EL NOVENO MANDAMIENTO
I
Desde que ella llegó al Pueblo regando el sándalo de su olor por todos lados, lo alborotó todo. Ya no éramos los mismos de antes y nuestros sueños no volvieron a ser los mismos desde entonces. Hasta la iglesia del Padre Raúl dejó de ser concurrida, sobre todo por hombres, debido a que éstos, idiotizados por el mal de amores, rondaban la casa de Rouss como enamoradizos moscardones.
Esa mañana, reunidos en la plaza del Pueblo, buscábamos, una vez más, la forma de hacerle saber que su olor a sándalo nos embriagaba el alma y que, ebrios de amor, en cualquier momento estábamos a punto de perder los papeles para violentar el capullo rosado de sus labios y robarle, al vuelo, uno solo de sus besos. Jurábamos que esta vez ni ella, ni nadie, podría evitarlo.
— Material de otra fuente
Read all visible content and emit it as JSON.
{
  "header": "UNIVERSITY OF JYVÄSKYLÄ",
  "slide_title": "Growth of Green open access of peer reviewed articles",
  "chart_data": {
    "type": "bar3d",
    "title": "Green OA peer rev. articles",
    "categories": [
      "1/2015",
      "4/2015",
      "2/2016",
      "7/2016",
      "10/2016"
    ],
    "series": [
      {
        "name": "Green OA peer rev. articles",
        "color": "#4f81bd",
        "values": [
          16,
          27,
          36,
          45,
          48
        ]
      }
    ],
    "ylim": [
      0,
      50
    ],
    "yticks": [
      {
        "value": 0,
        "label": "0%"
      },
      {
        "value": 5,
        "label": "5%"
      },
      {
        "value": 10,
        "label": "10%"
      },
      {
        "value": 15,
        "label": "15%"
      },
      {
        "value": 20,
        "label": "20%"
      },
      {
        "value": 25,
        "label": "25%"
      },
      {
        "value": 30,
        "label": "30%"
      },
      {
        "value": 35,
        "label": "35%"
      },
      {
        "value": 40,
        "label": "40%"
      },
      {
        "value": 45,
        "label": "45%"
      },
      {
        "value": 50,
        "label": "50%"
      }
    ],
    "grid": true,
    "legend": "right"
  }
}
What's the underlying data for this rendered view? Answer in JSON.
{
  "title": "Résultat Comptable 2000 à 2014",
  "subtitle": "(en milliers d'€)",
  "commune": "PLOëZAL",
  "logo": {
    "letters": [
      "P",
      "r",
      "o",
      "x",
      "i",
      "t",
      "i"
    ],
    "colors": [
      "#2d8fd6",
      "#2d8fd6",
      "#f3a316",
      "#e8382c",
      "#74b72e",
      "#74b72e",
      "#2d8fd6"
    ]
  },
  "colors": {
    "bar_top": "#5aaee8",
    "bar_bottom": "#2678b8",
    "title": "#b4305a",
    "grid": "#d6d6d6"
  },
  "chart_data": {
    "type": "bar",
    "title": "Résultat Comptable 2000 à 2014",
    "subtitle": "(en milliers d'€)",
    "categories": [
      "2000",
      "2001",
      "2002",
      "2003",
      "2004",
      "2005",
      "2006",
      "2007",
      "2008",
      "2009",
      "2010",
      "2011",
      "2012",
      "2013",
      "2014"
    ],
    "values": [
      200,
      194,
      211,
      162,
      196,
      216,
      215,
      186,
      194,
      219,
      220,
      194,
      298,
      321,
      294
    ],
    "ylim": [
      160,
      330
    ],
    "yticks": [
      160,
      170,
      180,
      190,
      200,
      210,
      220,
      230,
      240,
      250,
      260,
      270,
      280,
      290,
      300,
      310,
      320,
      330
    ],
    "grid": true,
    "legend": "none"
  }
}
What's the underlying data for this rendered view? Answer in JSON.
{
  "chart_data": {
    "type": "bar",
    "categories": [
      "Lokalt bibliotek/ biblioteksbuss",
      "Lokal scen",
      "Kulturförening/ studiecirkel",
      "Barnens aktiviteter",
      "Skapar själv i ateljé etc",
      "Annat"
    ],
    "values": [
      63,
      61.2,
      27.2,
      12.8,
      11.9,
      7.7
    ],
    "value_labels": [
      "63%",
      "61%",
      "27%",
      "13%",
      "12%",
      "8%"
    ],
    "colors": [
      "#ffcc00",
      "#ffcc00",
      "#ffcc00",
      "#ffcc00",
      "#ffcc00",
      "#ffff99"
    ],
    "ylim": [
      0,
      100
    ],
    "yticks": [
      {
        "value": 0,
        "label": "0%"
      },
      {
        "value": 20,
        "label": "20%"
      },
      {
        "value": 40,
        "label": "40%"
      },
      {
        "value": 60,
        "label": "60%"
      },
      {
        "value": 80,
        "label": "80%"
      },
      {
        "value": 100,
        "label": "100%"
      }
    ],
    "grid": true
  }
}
Y es que lo habíamos intentado todo y todo tan sólo por lograr el milagro de tenerla en frente nuestro, cara a cara, y hablarle de amores a calzón quitado, sí, esa mañana, estábamos todos, menos el Tobi. (Aunque él, en el fondo, sabía de nuestro delirio por Rouss, y es que el amor por ella se nos salía por los poros, pero el gordo se hacía el de la vista gorda.) El sabía que moríamos por ella, que nosotros, los sátrapas, los moscardones insomnes, éramos capaces de todo con tal que su hermana nos corresponda siquiera un poco; sabía que habíamos llamado a su puerta infinidad de veces sólo para que ella saliera y, escondidos tras las malezas del parque, poder verla un instante; sabía también que éramos nosotros los que habían lanzado por su ventana cartitas anónimas de amor escritas en cambuchos suicidas que su mamá de un sopetón los rompió; sabía, además, que nosotros éramos los ‘desadaptados’ que habían pintado todas las paredes del Pueblo con corazones rojos flechados de amor y con el nombre de ella muy junto al nuestro: “Rouss y Yo”, sí, así decía, para que la gente sepa que ella era la razón de nuestra dolorosa existencia, que nosotros éramos los que mandábamos a su casa, a diario, rosas, globos y bombones hasta abarrotarle todas las habitaciones, pasadizos, baños y balcones. Sí, enviábamos tanto que ya ni se podía transitar por la casa, no había espacio, no cabía ni siquiera un pelo, ni el viento, tanto así que, de repente, un día, desde el inodoro, alguien pegó un grito que hizo vibrar todos los vitrales.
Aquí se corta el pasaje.